Nichts ist so, wie es sein sollte. Und das, was im Schein aufrecht erhalten wird, droht einzubrechen.

Luisa liest, liest viel, alles, was ihr in die Hände gerät. Sie wird belächelt von der Schwester, missachtet von der Mutter, vom Vater mit Büchern Kofferraum für Kofferraum aus der zerbombten Stadt versorgt. Nachts brennt lange ein schwaches Licht in ihrer Kammer unter dem Dach.
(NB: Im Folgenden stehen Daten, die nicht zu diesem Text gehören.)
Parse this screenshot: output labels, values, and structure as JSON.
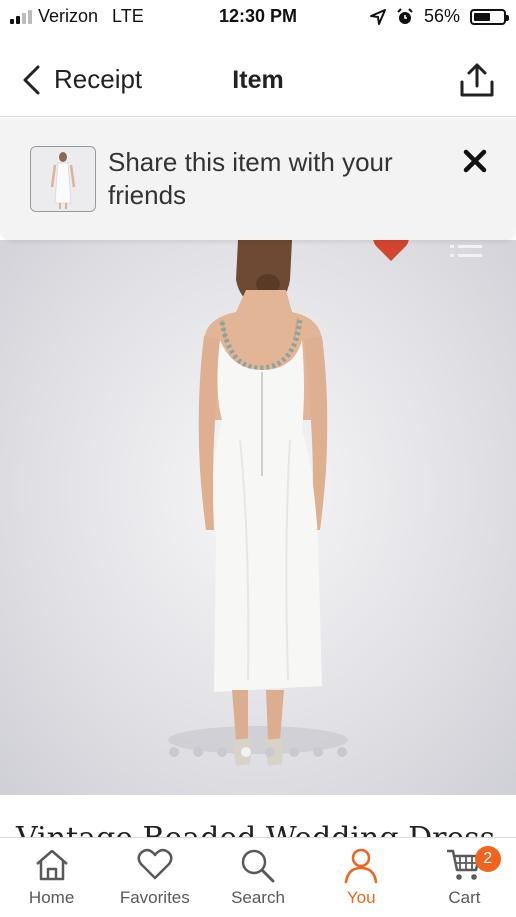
{
  "status_bar": {
    "carrier": "Verizon",
    "network": "LTE",
    "time": "12:30 PM",
    "battery_percent": "56%",
    "battery_level": 0.56
  },
  "nav": {
    "back_label": "Receipt",
    "title": "Item"
  },
  "banner": {
    "message": "Share this item with your friends"
  },
  "product": {
    "title": "Vintage Beaded Wedding Dress",
    "image_page_count": 8,
    "active_image_index": 3
  },
  "tabs": [
    {
      "label": "Home",
      "icon": "home-icon"
    },
    {
      "label": "Favorites",
      "icon": "heart-icon"
    },
    {
      "label": "Search",
      "icon": "search-icon"
    },
    {
      "label": "You",
      "icon": "person-icon"
    },
    {
      "label": "Cart",
      "icon": "cart-icon"
    }
  ],
  "active_tab": "You",
  "cart_badge": "2",
  "colors": {
    "accent": "#f1641e",
    "favorite": "#d3452c"
  }
}
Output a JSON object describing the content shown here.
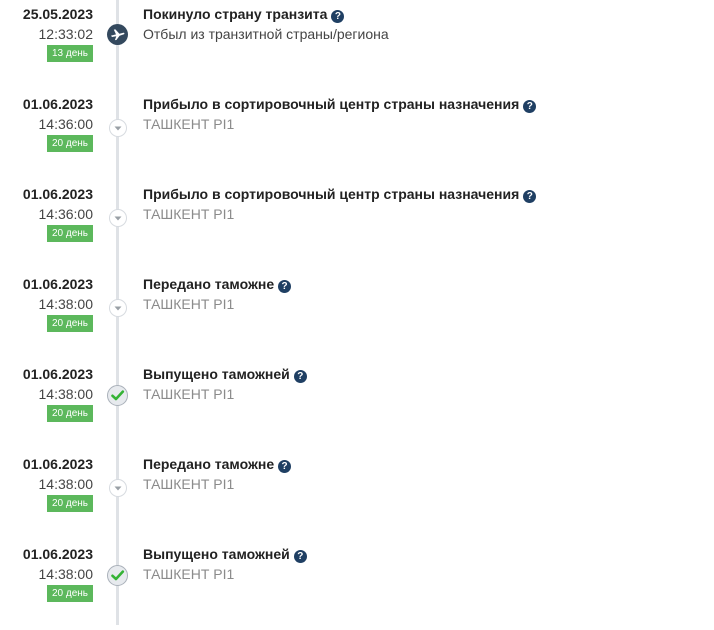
{
  "colors": {
    "badge": "#5cb85c",
    "help_icon": "#1f3f63",
    "node_dark": "#34495e",
    "check": "#35b335",
    "track": "#dfe2e6"
  },
  "events": [
    {
      "date": "25.05.2023",
      "time": "12:33:02",
      "days": "13 день",
      "title": "Покинуло страну транзита",
      "location": "Отбыл из транзитной страны/региона",
      "icon": "airplane-icon",
      "help_icon": "?"
    },
    {
      "date": "01.06.2023",
      "time": "14:36:00",
      "days": "20 день",
      "title": "Прибыло в сортировочный центр страны назначения",
      "location": "ТАШКЕНТ PI1",
      "icon": "chevron-down-icon",
      "help_icon": "?"
    },
    {
      "date": "01.06.2023",
      "time": "14:36:00",
      "days": "20 день",
      "title": "Прибыло в сортировочный центр страны назначения",
      "location": "ТАШКЕНТ PI1",
      "icon": "chevron-down-icon",
      "help_icon": "?"
    },
    {
      "date": "01.06.2023",
      "time": "14:38:00",
      "days": "20 день",
      "title": "Передано таможне",
      "location": "ТАШКЕНТ PI1",
      "icon": "chevron-down-icon",
      "help_icon": "?"
    },
    {
      "date": "01.06.2023",
      "time": "14:38:00",
      "days": "20 день",
      "title": "Выпущено таможней",
      "location": "ТАШКЕНТ PI1",
      "icon": "checkmark-icon",
      "help_icon": "?"
    },
    {
      "date": "01.06.2023",
      "time": "14:38:00",
      "days": "20 день",
      "title": "Передано таможне",
      "location": "ТАШКЕНТ PI1",
      "icon": "chevron-down-icon",
      "help_icon": "?"
    },
    {
      "date": "01.06.2023",
      "time": "14:38:00",
      "days": "20 день",
      "title": "Выпущено таможней",
      "location": "ТАШКЕНТ PI1",
      "icon": "checkmark-icon",
      "help_icon": "?"
    }
  ]
}
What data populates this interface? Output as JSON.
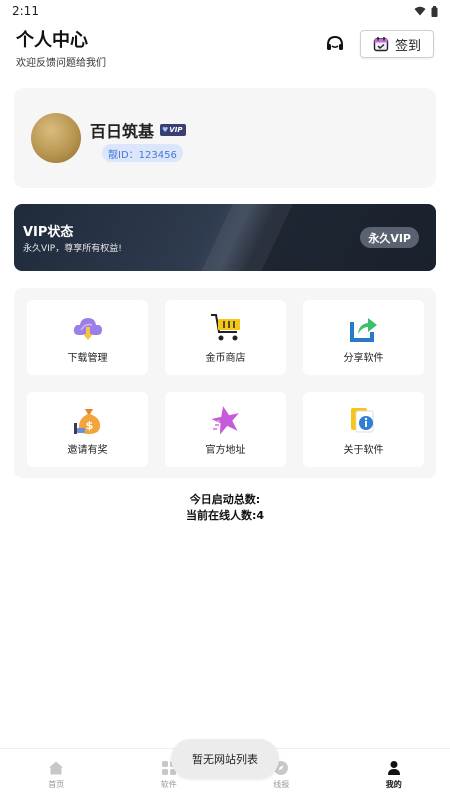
{
  "status_bar": {
    "time": "2:11",
    "wifi_icon": "wifi-icon",
    "battery_icon": "battery-icon"
  },
  "header": {
    "title": "个人中心",
    "subtitle": "欢迎反馈问题给我们",
    "support_icon": "headset-icon",
    "checkin_label": "签到",
    "checkin_icon": "calendar-icon"
  },
  "profile": {
    "username": "百日筑基",
    "vip_badge": "VIP",
    "id_text": "靓ID：123456"
  },
  "vip": {
    "title": "VIP状态",
    "description": "永久VIP，尊享所有权益!",
    "badge": "永久VIP"
  },
  "menu": {
    "items": [
      {
        "label": "下载管理",
        "icon": "cloud-download-icon"
      },
      {
        "label": "金币商店",
        "icon": "shopping-cart-icon"
      },
      {
        "label": "分享软件",
        "icon": "share-icon"
      },
      {
        "label": "邀请有奖",
        "icon": "money-bag-icon"
      },
      {
        "label": "官方地址",
        "icon": "star-icon"
      },
      {
        "label": "关于软件",
        "icon": "info-icon"
      }
    ]
  },
  "stats": {
    "launch_total": "今日启动总数:",
    "online_now": "当前在线人数:4"
  },
  "tabs": [
    {
      "label": "首页",
      "icon": "home-icon",
      "active": false
    },
    {
      "label": "软件",
      "icon": "grid-icon",
      "active": false
    },
    {
      "label": "线报",
      "icon": "compass-icon",
      "active": false
    },
    {
      "label": "我的",
      "icon": "user-icon",
      "active": true
    }
  ],
  "toast": {
    "text": "暂无网站列表"
  },
  "colors": {
    "accent": "#4a78d6",
    "vip_dark": "#1f2a3a",
    "card_bg": "#f6f6f6"
  }
}
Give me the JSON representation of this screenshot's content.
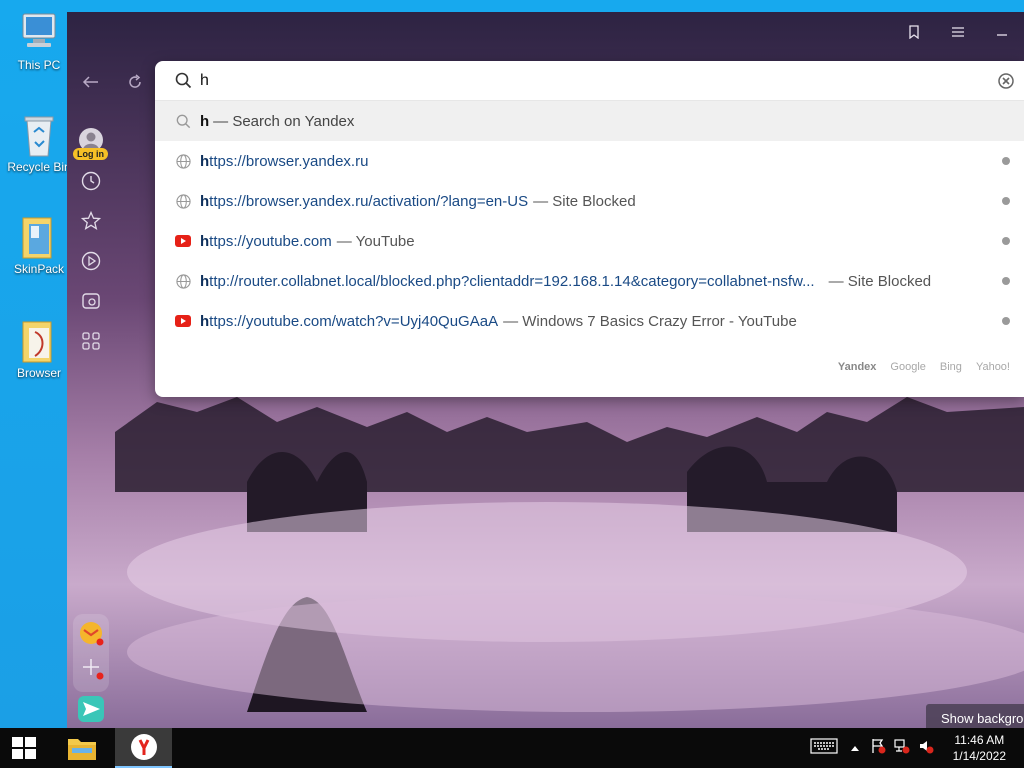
{
  "desktop": {
    "icons": [
      {
        "label": "This PC"
      },
      {
        "label": "Recycle Bin"
      },
      {
        "label": "SkinPack"
      },
      {
        "label": "Browser"
      }
    ]
  },
  "sidebar": {
    "login_label": "Log in"
  },
  "omnibox": {
    "query": "h",
    "suggestions": [
      {
        "type": "search",
        "bold": "h",
        "rest": " — Search on Yandex",
        "icon": "search-icon"
      },
      {
        "type": "site",
        "bold": "h",
        "url": "ttps://browser.yandex.ru",
        "title": "",
        "icon": "globe-icon"
      },
      {
        "type": "site",
        "bold": "h",
        "url": "ttps://browser.yandex.ru/activation/?lang=en-US",
        "title": "— Site Blocked",
        "icon": "globe-icon"
      },
      {
        "type": "site",
        "bold": "h",
        "url": "ttps://youtube.com",
        "title": "— YouTube",
        "icon": "youtube-icon"
      },
      {
        "type": "site",
        "bold": "h",
        "url": "ttp://router.collabnet.local/blocked.php?clientaddr=192.168.1.14&category=collabnet-nsfw...",
        "title": "— Site Blocked",
        "icon": "globe-icon"
      },
      {
        "type": "site",
        "bold": "h",
        "url": "ttps://youtube.com/watch?v=Uyj40QuGAaA",
        "title": "— Windows 7 Basics Crazy Error - YouTube",
        "icon": "youtube-icon"
      }
    ],
    "engines": [
      "Yandex",
      "Google",
      "Bing",
      "Yahoo!"
    ]
  },
  "background_button": "Show background",
  "taskbar": {
    "time": "11:46 AM",
    "date": "1/14/2022"
  },
  "colors": {
    "desktop": "#17a9ee",
    "taskbar": "#0a0a0a",
    "link": "#1a4a85",
    "youtube": "#e62117"
  }
}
Ein Licht, das dem jungen Melker Walter nicht verborgen bleibt, der sie dafür aber nicht schimpft, sondern eines Tages bei der Geburt eines jungen Stierkalbs ins Vertrauen zieht. Luisa ist allein gelassen, sich selbst überlassen. Jeder ist sich selbst der Nächste.

Endgültig entgleist Luisas Leben an der Hochzeitsfeier ihrer Halbschwester Gudrun. Ein Hochzeitsfest, das aus dem Ruder läuft, an dem mehr gesoffen als gefeiert wird, als wolle man das Elend des drohenden Untergangs des Tausendjährigen Reichs im Alkoholnebel entkommen. Auch hier bleibt Luisa sich selbst überlassen, zuerst gelangweilt von der öden Hochzeitsfeier ihrer fremd gewordenen Stiefschwester, dann vom betrunkenen Ehemann mehr als nur in die Enge getrieben, von der Mutter genötigt, von Kopfschmerzen und Übelkeit geplagt. Aber niemand hört und sieht, was passiert. Am wenigsten die Mutter, die Augen und Ohren verschliesst, um die Privilegien ihres einflussreichen Schwiegersohns, eines glühenden SS-Offiziers, nicht zu verlieren.

Ein immer tiefer werdender Graben tut sich auf, mitten durch die Familie. Während die einen ein Ende mit Schrecken herbeisehnen, träumen die andern bis zuletzt vom grossdeutschen Endsieg. Ein Roman, der vor der Kulisse einer historischen Katastrophe den Leser an eine Kette menschlicher Katastrophen bindet.

Ralf Rottmann beschreibt ein fast barock anmutendes Sittengemälde aus den letzten Tagen des Krieges. Luisa, das zwölfjährige Mädchen bewegt sich durch die kaputte Landschaft, die Trümmer in Seelen und Räumen, durch ein Panorama des Schreckens, mitten hindurch, was menschliche Abgründe an Zerstörungen anrichten. Ich als Leser ganz nah mit dem Mädchen, dem „Winnetou“ und „Vom Winde verweht“ noch genau so nah und unmittelbar sind, wie eine Wirklichkeit, die sie nicht lesen kann.

Ein Buch über den Krieg. Ein Buch über die Gegenwart, die noch immer mit dem Krieg spielt. Ein Epos des Schreckens, bei dem einzig der Lauf der Sonne trösten kann. Von einem Mädchen, das erfolglos versucht, die Welt zu verstehen.

Ralf Rothmann wurde am 10. Mai 1953 in Schleswig geboren und wuchs im Ruhrgebiet auf. Nach der Volksschule (und einem kurzen Besuch der Handelsschule) machte er eine Maurerlehre, arbeitete mehrere Jahre auf dem Bau und danach in verschiedenen Berufen (unter anderem als Drucker, Krankenpfleger und Koch). Er lebt seit 1976 in Berlin.